Cada madre sabe que hay hijos que se cuidan solos. Tratar de protegerlos es una impertinencia. Así era Dantón. La cercanía del padre le parecía un abuso; Juan Francisco no entendía nada, se lo daba todo al hijo que no requería nada, ese Dantón que desde pe-queñín retozaba el día entero, inconsciente de lo que ocurría en la sombra y el silencio del hogar donde habitaba su hermano. Pero Laura sabía instintivamente que aunque Dantón no necesitaba cui-

dados y Santiago sí, al chico débil le hubiese resultado más ofensivo y dañino que al fuerte una muestra excesiva de cuidados. No era ése el problema. Un hijo, Dantón, se movía en el mundo asimilándolo todo a su ventaja. El otro, Santiago, lo eliminaba todo salvo lo que le parecía esencial para su pintura, su música, su poesía, su Van Gogh y su Egon Schiele, su Baudelaire y su Rimbaud, su Schubert…

Ahora, viendo llorar a ambos, padre e hijo, Juan Francisco y Dantón, sobre el cadáver hermoso y asceta del joven Santiago, Laura se dio cuenta de que los hermanos se querían pero tenían el pudor de no amelcocharse el uno al otro, la fraternidad es viril de otra manera, la fraternidad a veces debe esperar hasta el instante de la muerte para demostrarse como amor, cariño, ternura… Ahora ella se culpó a sí misma. ¿Laura Díaz le había robado todas sus glorias al mundo para dárselas sólo a Santiago? ¿Sólo para el débil toda la virtud; no merecía nada el fuerte? ¿Había perdido, en realidad, a dos hijos?

– ¿Sabes? -le dijo Juan Francisco después del entierro-. Una noche los sorprendí hablándose como hombres.
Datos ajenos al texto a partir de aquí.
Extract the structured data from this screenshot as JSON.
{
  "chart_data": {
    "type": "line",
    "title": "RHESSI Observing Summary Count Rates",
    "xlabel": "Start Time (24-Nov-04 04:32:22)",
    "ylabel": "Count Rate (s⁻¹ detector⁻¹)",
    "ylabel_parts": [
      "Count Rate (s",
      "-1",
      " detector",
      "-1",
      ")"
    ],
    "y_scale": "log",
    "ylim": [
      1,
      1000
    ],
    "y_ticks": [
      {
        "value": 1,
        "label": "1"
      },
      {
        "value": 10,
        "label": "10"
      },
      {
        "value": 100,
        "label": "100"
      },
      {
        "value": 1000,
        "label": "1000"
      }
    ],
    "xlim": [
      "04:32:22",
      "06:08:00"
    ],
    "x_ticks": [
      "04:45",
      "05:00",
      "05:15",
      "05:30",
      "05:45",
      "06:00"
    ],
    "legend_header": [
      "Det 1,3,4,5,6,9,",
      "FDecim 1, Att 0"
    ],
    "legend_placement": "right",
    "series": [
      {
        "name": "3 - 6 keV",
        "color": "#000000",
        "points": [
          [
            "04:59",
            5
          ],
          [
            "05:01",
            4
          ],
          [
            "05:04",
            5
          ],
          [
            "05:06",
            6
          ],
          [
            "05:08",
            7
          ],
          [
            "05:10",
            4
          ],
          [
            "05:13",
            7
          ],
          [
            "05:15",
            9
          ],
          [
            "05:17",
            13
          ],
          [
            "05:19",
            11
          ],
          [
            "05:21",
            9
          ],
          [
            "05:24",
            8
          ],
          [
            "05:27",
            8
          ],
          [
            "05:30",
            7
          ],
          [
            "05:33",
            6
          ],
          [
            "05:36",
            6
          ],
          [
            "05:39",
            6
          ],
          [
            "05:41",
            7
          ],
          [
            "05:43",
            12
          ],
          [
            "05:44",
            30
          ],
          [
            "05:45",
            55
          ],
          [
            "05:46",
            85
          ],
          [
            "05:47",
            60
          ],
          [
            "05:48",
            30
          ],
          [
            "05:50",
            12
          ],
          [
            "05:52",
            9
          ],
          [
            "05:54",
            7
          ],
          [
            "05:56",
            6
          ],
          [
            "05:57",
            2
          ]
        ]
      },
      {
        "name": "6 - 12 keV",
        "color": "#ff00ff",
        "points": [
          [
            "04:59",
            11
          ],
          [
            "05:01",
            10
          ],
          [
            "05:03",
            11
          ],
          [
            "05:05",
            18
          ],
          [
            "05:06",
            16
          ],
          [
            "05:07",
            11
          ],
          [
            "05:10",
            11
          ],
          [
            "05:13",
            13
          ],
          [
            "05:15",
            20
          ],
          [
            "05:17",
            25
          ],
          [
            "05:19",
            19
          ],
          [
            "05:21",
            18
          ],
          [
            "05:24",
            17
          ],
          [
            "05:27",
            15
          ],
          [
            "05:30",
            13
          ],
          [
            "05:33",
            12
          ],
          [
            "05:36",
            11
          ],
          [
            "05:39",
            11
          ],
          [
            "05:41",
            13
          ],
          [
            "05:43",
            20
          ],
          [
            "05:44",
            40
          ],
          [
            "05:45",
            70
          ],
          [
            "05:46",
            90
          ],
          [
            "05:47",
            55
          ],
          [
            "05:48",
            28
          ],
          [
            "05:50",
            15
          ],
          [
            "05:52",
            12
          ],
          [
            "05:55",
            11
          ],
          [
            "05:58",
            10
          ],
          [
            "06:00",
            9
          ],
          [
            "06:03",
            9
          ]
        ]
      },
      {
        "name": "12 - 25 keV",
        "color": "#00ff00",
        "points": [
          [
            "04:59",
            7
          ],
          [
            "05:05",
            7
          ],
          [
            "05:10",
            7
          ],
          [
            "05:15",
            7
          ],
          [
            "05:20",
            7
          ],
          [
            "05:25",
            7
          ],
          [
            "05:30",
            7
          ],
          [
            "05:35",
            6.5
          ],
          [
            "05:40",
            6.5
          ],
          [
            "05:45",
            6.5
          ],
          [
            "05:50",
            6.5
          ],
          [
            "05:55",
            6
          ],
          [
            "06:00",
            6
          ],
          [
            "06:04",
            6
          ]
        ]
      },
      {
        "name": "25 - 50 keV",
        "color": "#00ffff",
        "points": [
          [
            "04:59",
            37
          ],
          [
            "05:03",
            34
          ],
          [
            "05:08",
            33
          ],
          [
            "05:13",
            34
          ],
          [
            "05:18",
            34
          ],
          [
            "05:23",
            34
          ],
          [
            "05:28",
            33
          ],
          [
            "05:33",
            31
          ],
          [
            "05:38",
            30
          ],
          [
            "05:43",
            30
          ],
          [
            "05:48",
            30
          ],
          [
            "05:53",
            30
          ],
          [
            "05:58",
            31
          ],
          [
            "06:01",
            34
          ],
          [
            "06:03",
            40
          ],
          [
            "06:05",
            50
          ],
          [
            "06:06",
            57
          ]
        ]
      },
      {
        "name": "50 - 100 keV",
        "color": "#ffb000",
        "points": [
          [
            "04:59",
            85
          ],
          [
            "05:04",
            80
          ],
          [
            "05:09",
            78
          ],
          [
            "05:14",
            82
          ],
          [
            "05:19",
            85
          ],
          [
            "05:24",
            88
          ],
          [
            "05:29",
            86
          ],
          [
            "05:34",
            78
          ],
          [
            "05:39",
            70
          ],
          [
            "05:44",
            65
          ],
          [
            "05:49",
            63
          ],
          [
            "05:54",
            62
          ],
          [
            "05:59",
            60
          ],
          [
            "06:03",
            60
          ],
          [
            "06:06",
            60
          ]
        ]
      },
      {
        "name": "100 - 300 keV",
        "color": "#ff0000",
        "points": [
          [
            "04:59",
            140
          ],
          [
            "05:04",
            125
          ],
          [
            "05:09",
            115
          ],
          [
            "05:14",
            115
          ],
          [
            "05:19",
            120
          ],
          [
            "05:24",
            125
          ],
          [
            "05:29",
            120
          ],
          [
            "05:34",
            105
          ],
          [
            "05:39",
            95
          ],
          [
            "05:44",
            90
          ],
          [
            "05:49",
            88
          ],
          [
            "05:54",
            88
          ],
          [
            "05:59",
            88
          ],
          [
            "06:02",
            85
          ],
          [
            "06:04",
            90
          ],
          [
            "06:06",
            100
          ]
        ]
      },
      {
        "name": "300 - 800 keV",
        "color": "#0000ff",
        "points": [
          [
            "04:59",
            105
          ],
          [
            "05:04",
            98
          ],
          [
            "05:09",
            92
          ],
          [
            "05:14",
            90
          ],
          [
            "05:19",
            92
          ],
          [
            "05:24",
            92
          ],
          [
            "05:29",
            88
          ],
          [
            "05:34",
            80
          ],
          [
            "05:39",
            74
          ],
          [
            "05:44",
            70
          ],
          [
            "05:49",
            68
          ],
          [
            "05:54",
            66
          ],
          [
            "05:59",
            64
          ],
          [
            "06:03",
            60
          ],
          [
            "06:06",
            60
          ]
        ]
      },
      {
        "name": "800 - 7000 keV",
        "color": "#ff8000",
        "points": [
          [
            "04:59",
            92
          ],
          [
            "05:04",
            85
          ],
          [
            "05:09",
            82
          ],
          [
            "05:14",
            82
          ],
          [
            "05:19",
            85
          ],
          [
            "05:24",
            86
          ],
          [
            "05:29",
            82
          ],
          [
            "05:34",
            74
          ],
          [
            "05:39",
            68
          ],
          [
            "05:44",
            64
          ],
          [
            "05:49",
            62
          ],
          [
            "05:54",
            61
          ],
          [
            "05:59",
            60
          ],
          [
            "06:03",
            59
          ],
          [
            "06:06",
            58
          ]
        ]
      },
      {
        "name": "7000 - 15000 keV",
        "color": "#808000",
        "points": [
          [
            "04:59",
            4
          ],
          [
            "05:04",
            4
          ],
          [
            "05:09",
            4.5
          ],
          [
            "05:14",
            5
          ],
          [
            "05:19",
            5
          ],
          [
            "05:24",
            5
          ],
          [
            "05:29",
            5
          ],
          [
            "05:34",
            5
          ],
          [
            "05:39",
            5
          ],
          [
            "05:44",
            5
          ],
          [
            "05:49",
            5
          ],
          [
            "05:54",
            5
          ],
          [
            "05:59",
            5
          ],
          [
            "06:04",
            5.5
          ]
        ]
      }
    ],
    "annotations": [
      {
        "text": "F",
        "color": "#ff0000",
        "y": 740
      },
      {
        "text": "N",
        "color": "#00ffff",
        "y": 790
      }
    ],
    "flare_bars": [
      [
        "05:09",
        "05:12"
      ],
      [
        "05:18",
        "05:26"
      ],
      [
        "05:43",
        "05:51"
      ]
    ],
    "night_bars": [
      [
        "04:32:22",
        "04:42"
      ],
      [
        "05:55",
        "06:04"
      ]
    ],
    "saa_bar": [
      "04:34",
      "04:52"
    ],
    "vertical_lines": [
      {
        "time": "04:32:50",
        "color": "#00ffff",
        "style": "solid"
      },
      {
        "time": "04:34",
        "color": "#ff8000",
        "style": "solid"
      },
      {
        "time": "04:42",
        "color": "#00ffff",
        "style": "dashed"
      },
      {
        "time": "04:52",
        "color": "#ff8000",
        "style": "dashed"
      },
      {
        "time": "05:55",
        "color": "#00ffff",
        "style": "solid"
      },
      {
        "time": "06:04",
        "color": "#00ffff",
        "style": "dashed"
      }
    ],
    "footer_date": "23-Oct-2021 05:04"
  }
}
Los dos decían «nos bastamos». Estaban declarándose independientes de ti y de mí, Laura. Qué cosa sorprender a tus muchachos en el momento de la declaración de independencia. Sólo que Santiago lo dijo en serio. Se bastaba a sí mismo. Dantón no. Dantón necesita el éxito, el dinero, la sociedad. No se basta; se engaña. Por eso nos necesita más que nunca.